People crowd in tiny rooms while motionless men line the edge of the prison's courtyard, backed up against latrines that have an overwhelming smell of excrement.

"We gave out gloves and safety equipment to prisoners so they could empty the pits [latrines]," Geoffrey Santini, an MSF logistician, said.

"Before, they had to do it with their bare hands."

In one windowless cell 108 men lay packed side-by-side on threadbare mats on the ground, dozing in the dank surroundings. Plastic bags hanging above their heads carrying each person's belongings are the only spots of colour. The odour of sweat and other bodily fluids is inescapable.

One man lies separately, shivering with a fever. Another complains of acute diarrhoea.

Violent crime

Some of those who have been sentenced have committed rape and violent crimes. Here they are mixed with petty criminals and adolescents.

About 140 inmates are soldiers who are still receiving a wage. They can therefore afford food, but before food supplies arrived those who survived did so on the kindness of relatives living close enough to help.

Mamoudi hopes that more government assistance will be forthcoming with aid organisations bringing to light the prison conditions.

Once dependable food, medicine and water supplies, and functioning latrines are in place, reconstruction of the prison is needed and a separation of adolescents from adults.

Bailey calls the combination of rebels and soldiers held among other inmates, and the "alarmingly high" levels of sexual violence in the DRC, a "very volatile situation".

She cites a mutiny in Goma prison, in the east, in 2009, where rioting prisoners got a hold of weapons, easily smuggled into penitentiaries, killed a guard and raped female prisoners.

In the long-term, however, the country's judiciary must be able to cope with the volume of cases, while petty criminals and those accused of more serious crimes need to be separated.

Parliamentary review

Mende said the government was making progress in establishing a judicial system.
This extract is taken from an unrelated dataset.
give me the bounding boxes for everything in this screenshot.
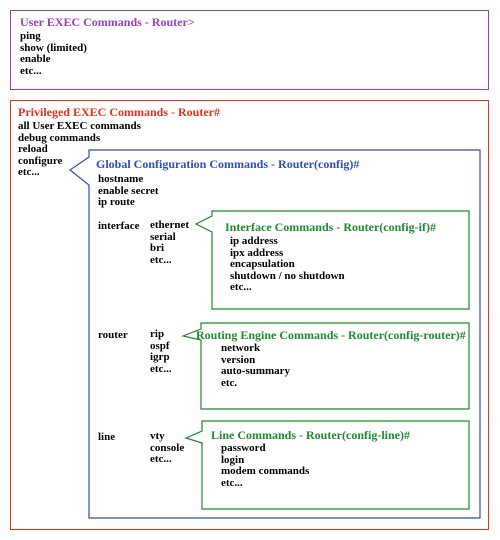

It has located magistrates and, although he acknowledged that overcrowding remains, he said 36 people from Bunia jail have been tried.

Mende added that the new judicial system is under review in parliament and will be in place "before March".

"After two or three months we will deal with all these people who are awaiting their trials."

Belgium, the EU and the UK have provided assistance recently, and Bailey says prison conditions have received increased non-governmental and government attention of late.

"But achieving real results will require substantially improving the justice system as a whole so that people receive fair and timely trials, rather than only focusing on the prisons," she said.

"It is widely acknowledged that the government has a long road ahead to bring some measure of peace and governance to the country, and the most crucial element is reforming its security sector."

Meanwhile, policemen enter the prison intermittently to keep some order, leaving their guns outside lest they be stolen.